Nach elf Tagen ist das Drama zu Ende. So lange durften 47 Menschen, die unsere Crew aus Seenot gerettet hatte, nicht an Land. Sie sind den libyschen Folterlagern entkommen, tragen teils deutliche Spuren davon. Sie haben ein Schlauchboot bestiegen, dessen Schläuche gerade mal einen Millimeter dick sind und jederzeit platzen können. Sie wussten um das Risiko, auf See ums Leben zu kommen, dennoch machten sie sich auf den Weg, mit nichts mehr als dem Wunsch nach einem Leben ohne Angst, weil alles besser und sicherer schien als zu bleiben.

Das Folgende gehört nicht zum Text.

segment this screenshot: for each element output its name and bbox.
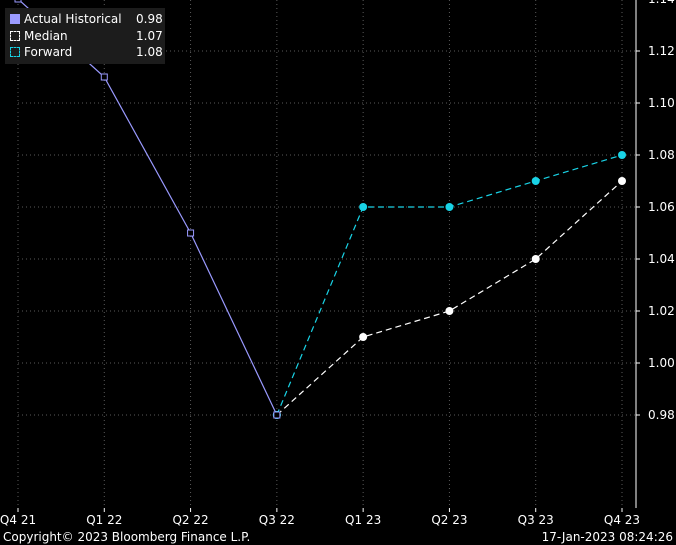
x-tick-label: Q3 23 <box>518 513 554 527</box>
data-point-forward <box>445 203 454 211</box>
legend-label-median: Median <box>24 29 68 43</box>
x-tick-label: Q1 22 <box>86 513 122 527</box>
legend-item-actual-historical: Actual Historical 0.98 <box>10 11 163 27</box>
legend-value-median: 1.07 <box>136 29 163 43</box>
data-point-actual-historical <box>273 411 281 419</box>
data-point-median <box>359 333 368 341</box>
y-tick-label: 1.10 <box>648 96 675 110</box>
legend-label-forward: Forward <box>24 45 73 59</box>
y-tick-label: 0.98 <box>648 408 675 422</box>
y-tick-label: 1.14 <box>648 0 675 6</box>
data-point-forward <box>359 203 368 211</box>
timestamp-text: 17-Jan-2023 08:24:26 <box>541 530 673 544</box>
series-markers <box>14 0 626 419</box>
data-point-median <box>445 307 454 315</box>
y-tick-label: 1.12 <box>648 44 675 58</box>
legend-value-actual: 0.98 <box>136 12 163 26</box>
legend-value-forward: 1.08 <box>136 45 163 59</box>
x-tick-label: Q4 21 <box>0 513 36 527</box>
x-tick-label: Q3 22 <box>259 513 295 527</box>
x-tick-label: Q2 22 <box>172 513 208 527</box>
legend: Actual Historical 0.98 Median 1.07 Forward… <box>5 8 165 64</box>
y-tick-label: 1.04 <box>648 252 675 266</box>
y-tick-label: 1.06 <box>648 200 675 214</box>
data-point-actual-historical <box>100 73 108 81</box>
y-tick-label: 1.00 <box>648 356 675 370</box>
legend-swatch-median-icon <box>10 31 20 41</box>
copyright-text: Copyright© 2023 Bloomberg Finance L.P. <box>3 530 251 544</box>
legend-item-forward: Forward 1.08 <box>10 44 163 60</box>
axis: 0.98 1.00 1.02 1.04 1.06 1.08 1.10 1.12 1.14 Q4 2… <box>0 0 675 527</box>
x-tick-label: Q4 23 <box>604 513 640 527</box>
legend-swatch-forward-icon <box>10 47 20 57</box>
data-point-forward <box>531 177 540 185</box>
y-tick-label: 1.02 <box>648 304 675 318</box>
legend-swatch-actual-icon <box>10 14 20 24</box>
x-tick-label: Q1 23 <box>345 513 381 527</box>
legend-item-median: Median 1.07 <box>10 28 163 44</box>
data-point-actual-historical <box>14 0 22 3</box>
data-point-actual-historical <box>187 229 195 237</box>
x-tick-label: Q2 23 <box>431 513 467 527</box>
data-point-median <box>618 177 626 185</box>
series-line-median <box>276 180 623 416</box>
y-tick-label: 1.08 <box>648 148 675 162</box>
grid <box>17 0 636 508</box>
legend-label-actual: Actual Historical <box>24 12 122 26</box>
data-point-median <box>531 255 540 263</box>
data-point-forward <box>618 151 626 159</box>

Doch anstatt dass wir sie, so wie es das Seerecht vorsieht, schnellstmöglich im nächsten sicheren Hafen hätten anlanden konnten, landeten unsere Gäste für weitere elf Tage in europäischer Geiselhaft, das letzte Mal waren es 19.

Lag elf Tage vor der Küste Italiens mit 47 Geretteten an Bord: die Sea-Watch 3
Hier geht es aber um viel mehr als um die Aufnahme von ein paar aus Seenot geretteten Personen. Es geht um einen Grundsatz, der gerade in diesem Land niemals zur Debatte stehen dürfte. Nämlich darum, dass jedes Menschenleben gleich viel wert ist – unabhängig von der Staatsangehörigkeit.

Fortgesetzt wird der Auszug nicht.